Liebe Schwestern und Brüder – mir macht das Gleichnis Hoffnung. Hoffnung für all jene Menschen, die ich liebe und die mir offen sagen: Mit deinem Gott kann ich nichts anfangen. Ich hoffe, dass es auch für sie einen Weg zu Gott gibt.

Doch warum gehe ich dann zur Kirche? Warum versuche ich, die Geobte zu halten? Warum mache ich in der Kirche mit? Jedenfalls nicht, um mein himmlisches Kontobuch zu füllen. Auch nicht, weil ich auf einen VIP-Platz, sozusagen auf einen Ehrenplatz im Himmel hoffe. Die Vorstellung, dass es eine Art Hierarchie im Himmel gibt, ist mir fremd.

Mir ist die Unterscheidung der Geister wichtig geworden, wie ich sie bei Ignatius von Loyola kennengelernt habe: Wenn meine Entscheidung für Jesus mir nur unangenehm ist, wenn sie mir nur innere Qualen bringt und Mühe bereitet – dann ist meine Entscheidung für Jesus falsch. Dann folge ich einem Götzen, einem Idol, einer Weltanschung und vielleicht den Worten meines eigenen Kanarienvogels, aber nicht Jesus Christus.
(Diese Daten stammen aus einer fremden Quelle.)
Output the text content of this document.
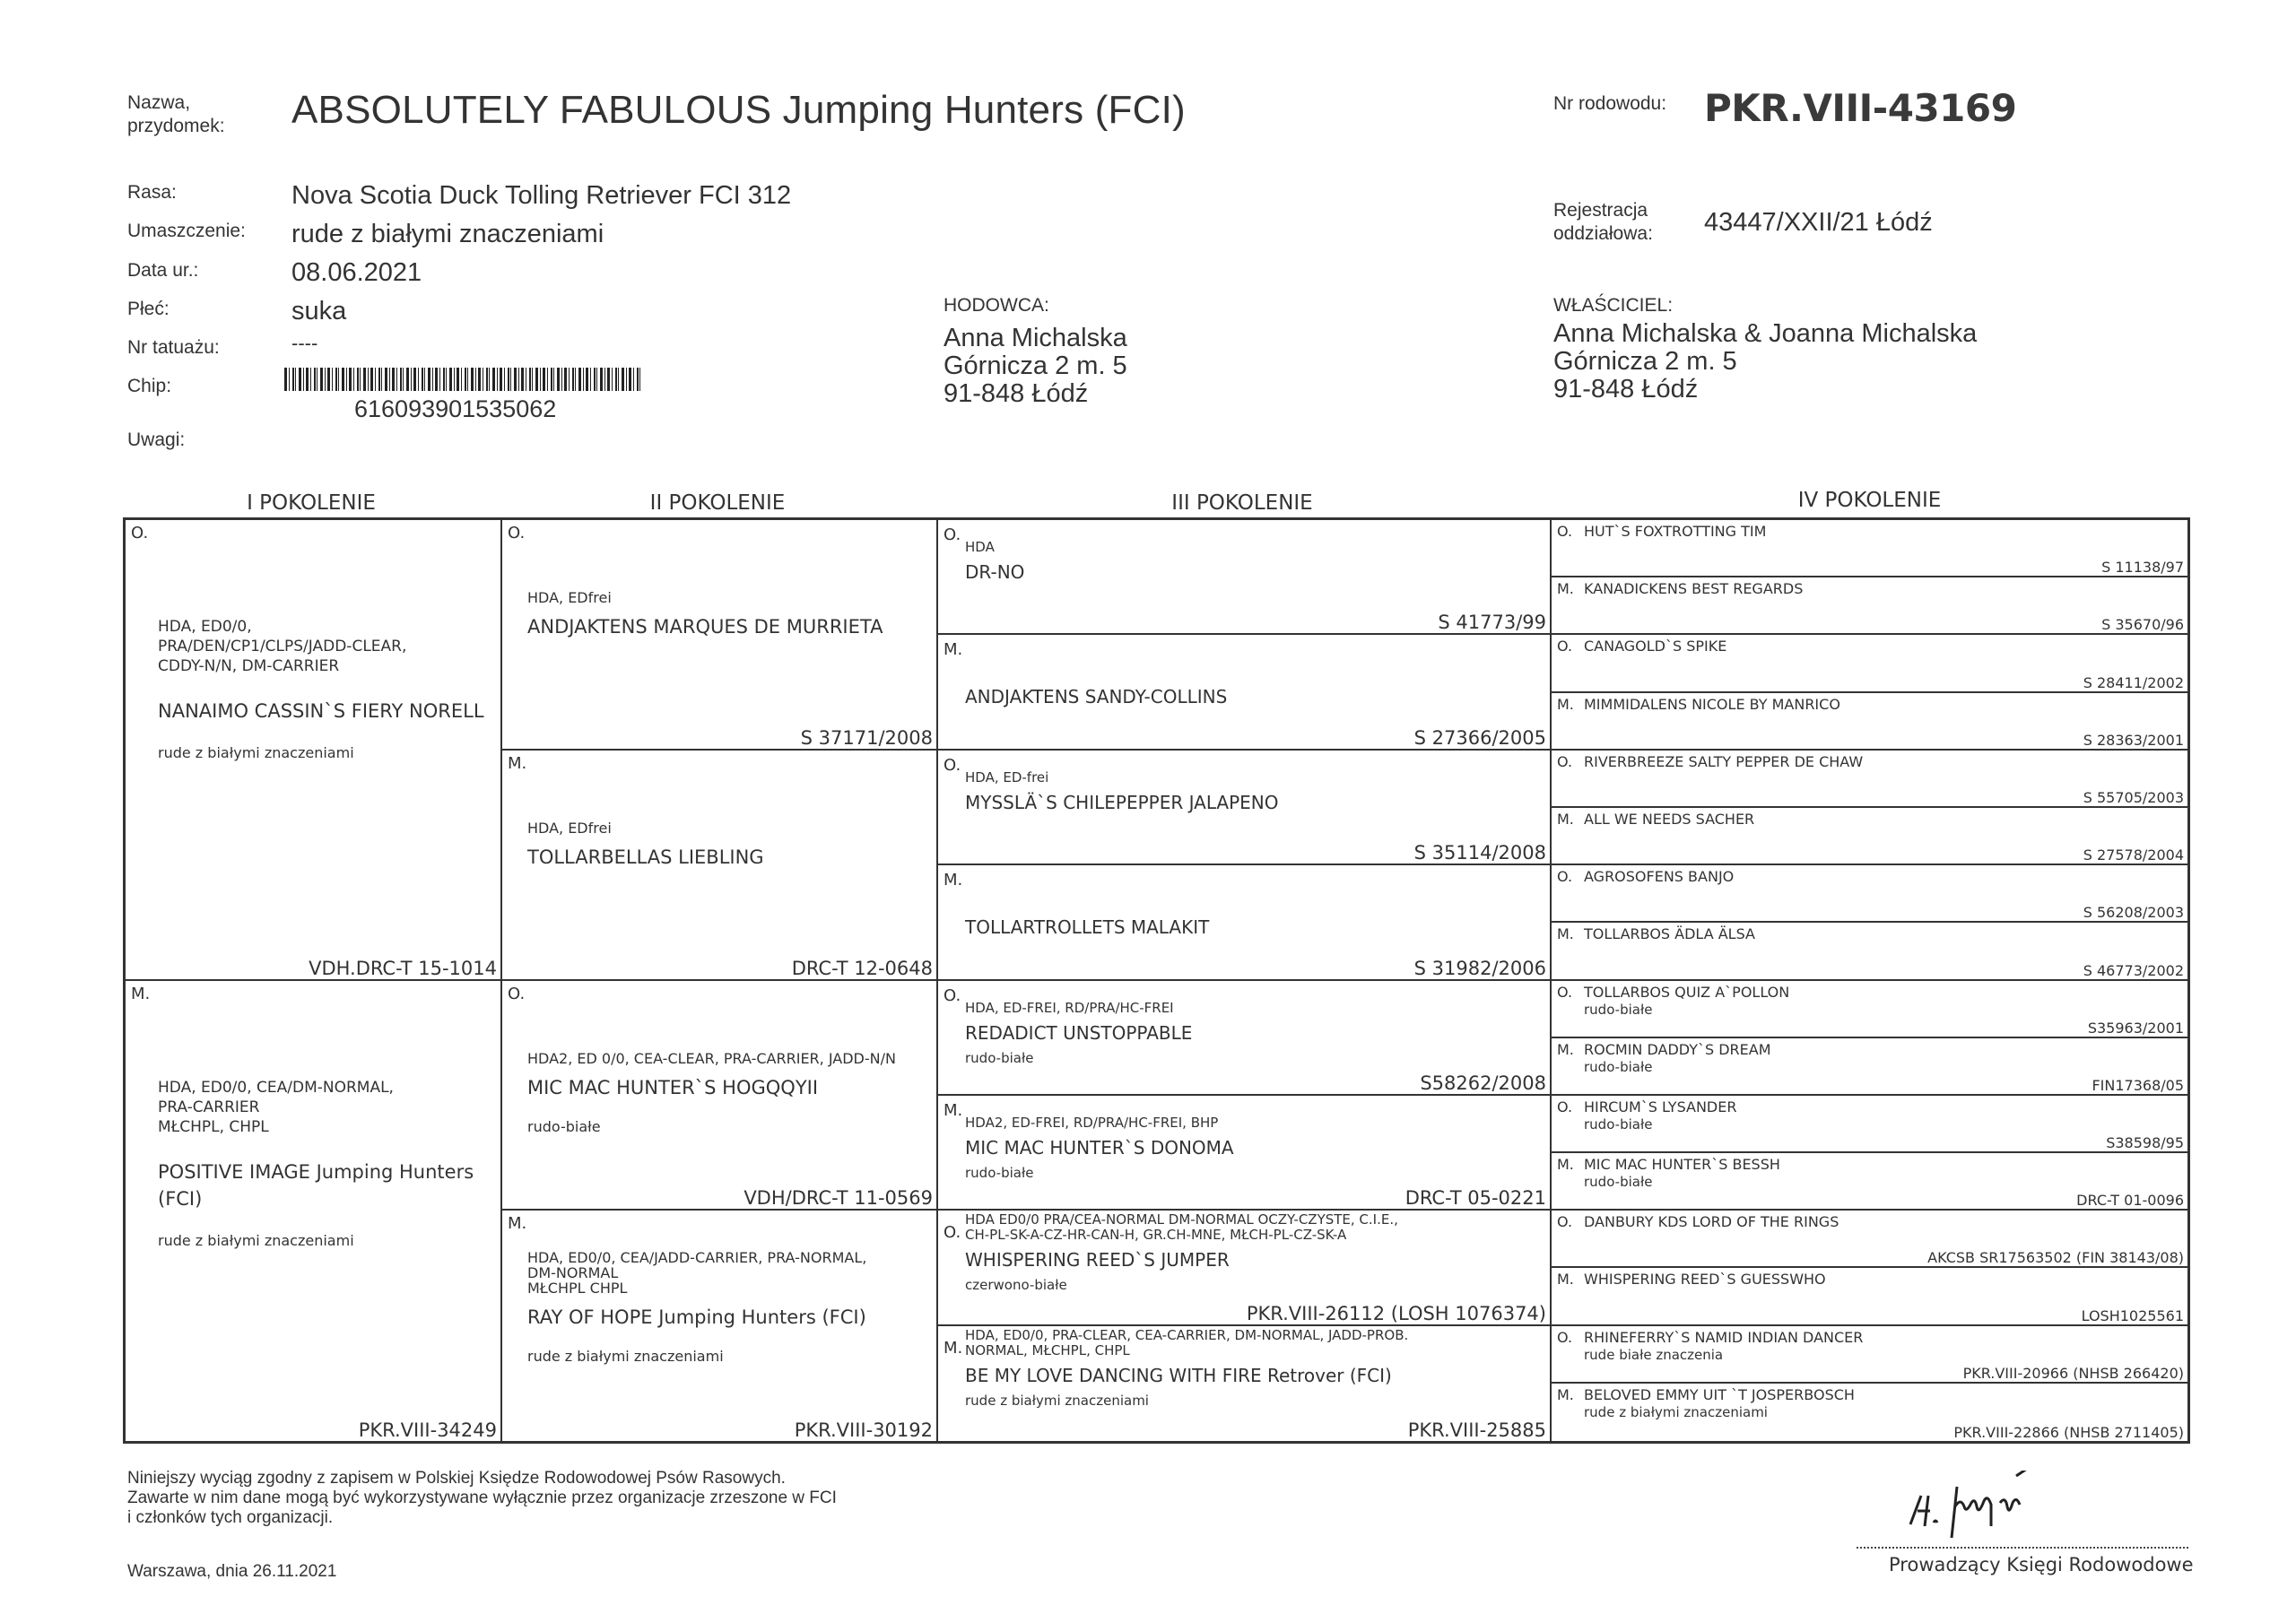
Nazwa,
przydomek: ABSOLUTELY FABULOUS Jumping Hunters (FCI)	Nr rodowodu: PKR.VIII-43169
Rasa:	Nova Scotia Duck Tolling Retriever FCI 312
Umaszczenie: rude z białymi znaczeniami
Data ur.:	08.06.2021
Płeć:	suka
Nr tatuażu:	----
Chip:
616093901535062
Uwagi:
HODOWCA:
Anna Michalska
Górnicza 2 m. 5
91-848 Łódź
Rejestracja
oddziałowa: 43447/XXII/21 Łódź
WŁAŚCICIEL:
Anna Michalska & Joanna Michalska
Górnicza 2 m. 5
91-848 Łódź
I POKOLENIE	II POKOLENIE	III POKOLENIE	IV POKOLENIE
O.
HDA, ED0/0,
PRA/DEN/CP1/CLPS/JADD-CLEAR,
CDDY-N/N, DM-CARRIER
NANAIMO CASSIN`S FIERY NORELL
rude z białymi znaczeniami
VDH.DRC-T 15-1014
M.
HDA, ED0/0, CEA/DM-NORMAL,
PRA-CARRIER
MŁCHPL, CHPL
POSITIVE IMAGE Jumping Hunters (FCI)
rude z białymi znaczeniami
PKR.VIII-34249
O.
HDA, EDfrei
ANDJAKTENS MARQUES DE MURRIETA
S 37171/2008
M.
HDA, EDfrei
TOLLARBELLAS LIEBLING
DRC-T 12-0648
O.
HDA2, ED 0/0, CEA-CLEAR, PRA-CARRIER, JADD-N/N
MIC MAC HUNTER`S HOGQQYII
rudo-białe
VDH/DRC-T 11-0569
M.
HDA, ED0/0, CEA/JADD-CARRIER, PRA-NORMAL,
DM-NORMAL
MŁCHPL CHPL
RAY OF HOPE Jumping Hunters (FCI)
rude z białymi znaczeniami
PKR.VIII-30192
O.
HDA
DR-NO
S 41773/99
M.
ANDJAKTENS SANDY-COLLINS
S 27366/2005
O.
HDA, ED-frei
MYSSLÄ`S CHILEPEPPER JALAPENO
S 35114/2008
M.
TOLLARTROLLETS MALAKIT
S 31982/2006
O.
HDA, ED-FREI, RD/PRA/HC-FREI
REDADICT UNSTOPPABLE
rudo-białe
S58262/2008
M.
HDA2, ED-FREI, RD/PRA/HC-FREI, BHP
MIC MAC HUNTER`S DONOMA
rudo-białe
DRC-T 05-0221
O.
HDA ED0/0 PRA/CEA-NORMAL DM-NORMAL OCZY-CZYSTE, C.I.E.,
CH-PL-SK-A-CZ-HR-CAN-H, GR.CH-MNE, MŁCH-PL-CZ-SK-A
WHISPERING REED`S JUMPER
czerwono-białe
PKR.VIII-26112 (LOSH 1076374)
M.
HDA, ED0/0, PRA-CLEAR, CEA-CARRIER, DM-NORMAL, JADD-PROB.
NORMAL, MŁCHPL, CHPL
BE MY LOVE DANCING WITH FIRE Retrover (FCI)
rude z białymi znaczeniami
PKR.VIII-25885
O. HUT`S FOXTROTTING TIM
S 11138/97
M. KANADICKENS BEST REGARDS
S 35670/96
O. CANAGOLD`S SPIKE
S 28411/2002
M. MIMMIDALENS NICOLE BY MANRICO
S 28363/2001
O. RIVERBREEZE SALTY PEPPER DE CHAW
S 55705/2003
M. ALL WE NEEDS SACHER
S 27578/2004
O. AGROSOFENS BANJO
S 56208/2003
M. TOLLARBOS ÄDLA ÄLSA
S 46773/2002
O. TOLLARBOS QUIZ A`POLLON
rudo-białe
S35963/2001
M. ROCMIN DADDY`S DREAM
rudo-białe
FIN17368/05
O. HIRCUM`S LYSANDER
rudo-białe
S38598/95
M. MIC MAC HUNTER`S BESSH
rudo-białe
DRC-T 01-0096
O. DANBURY KDS LORD OF THE RINGS
AKCSB SR17563502 (FIN 38143/08)
M. WHISPERING REED`S GUESSWHO
LOSH1025561
O. RHINEFERRY`S NAMID INDIAN DANCER
rude białe znaczenia
PKR.VIII-20966 (NHSB 266420)
M. BELOVED EMMY UIT `T JOSPERBOSCH
rude z białymi znaczeniami
PKR.VIII-22866 (NHSB 2711405)
Niniejszy wyciąg zgodny z zapisem w Polskiej Księdze Rodowodowej Psów Rasowych.
Zawarte w nim dane mogą być wykorzystywane wyłącznie przez organizacje zrzeszone w FCI
i członków tych organizacji.
Warszawa, dnia 26.11.2021	Prowadzący Księgi Rodowodowe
Mich bewegt, welche Glaubens- und Lebenszuversicht, wieviel Ruhe und Geborgenheit zum Beispiel aus den Abschiedsbriefen der Lübecker Märtyrer sprechen. Mich bewegt immer wieder ein Gedicht von Dietrich Bonhoeffer. Er hat es im Gefängnis geschrieben, in dem Gefängnis, in dem er auf seine Hinrichtung wartete. Er hat das Gedicht zu Sylvester 1944 an seine Mutter geschickt: „Von guten Mächten wunderbar geborgen, behütet und getröstet wunderbar, so will ich diese Tage mit euch leben und mit euch gehen in ein neues Jahr.“

Wenn ein klein wenig von dieser Zuversicht in meinem Leben wirksam wird – dann bin ich gern Christ und freue mich auf jeden, den ich im Himmelreich wiedersehen werde.

 

[Evangelium: Mt 20,1-16 (Einheitsübersetzung von 1979). Die Predigt habe ich am 23.9.2017 in der Pfarrkirche St. Clemens in Haren-Wesuwe und am 24.9.2017 in der Pfarrkirche Herz-Jesu in Haren-Altahren im Rahmen einer Vorabend- bzw. Sonntagsmesse zum 25. Sonntag im Jahreskreis gehalten. Für die Predigt hatte ich mir Stichworte notiert. Das gesprochene Wort weicht deshalb von dem hier (nachträglich) verfassten Langtext ab. Das Lied von Dietrich Bonhoeffer finden Sie im Gotteslob für die (Erz-)Bistümer Hamburg, Hildesheim und Osnabrück unter der Nummer 858.]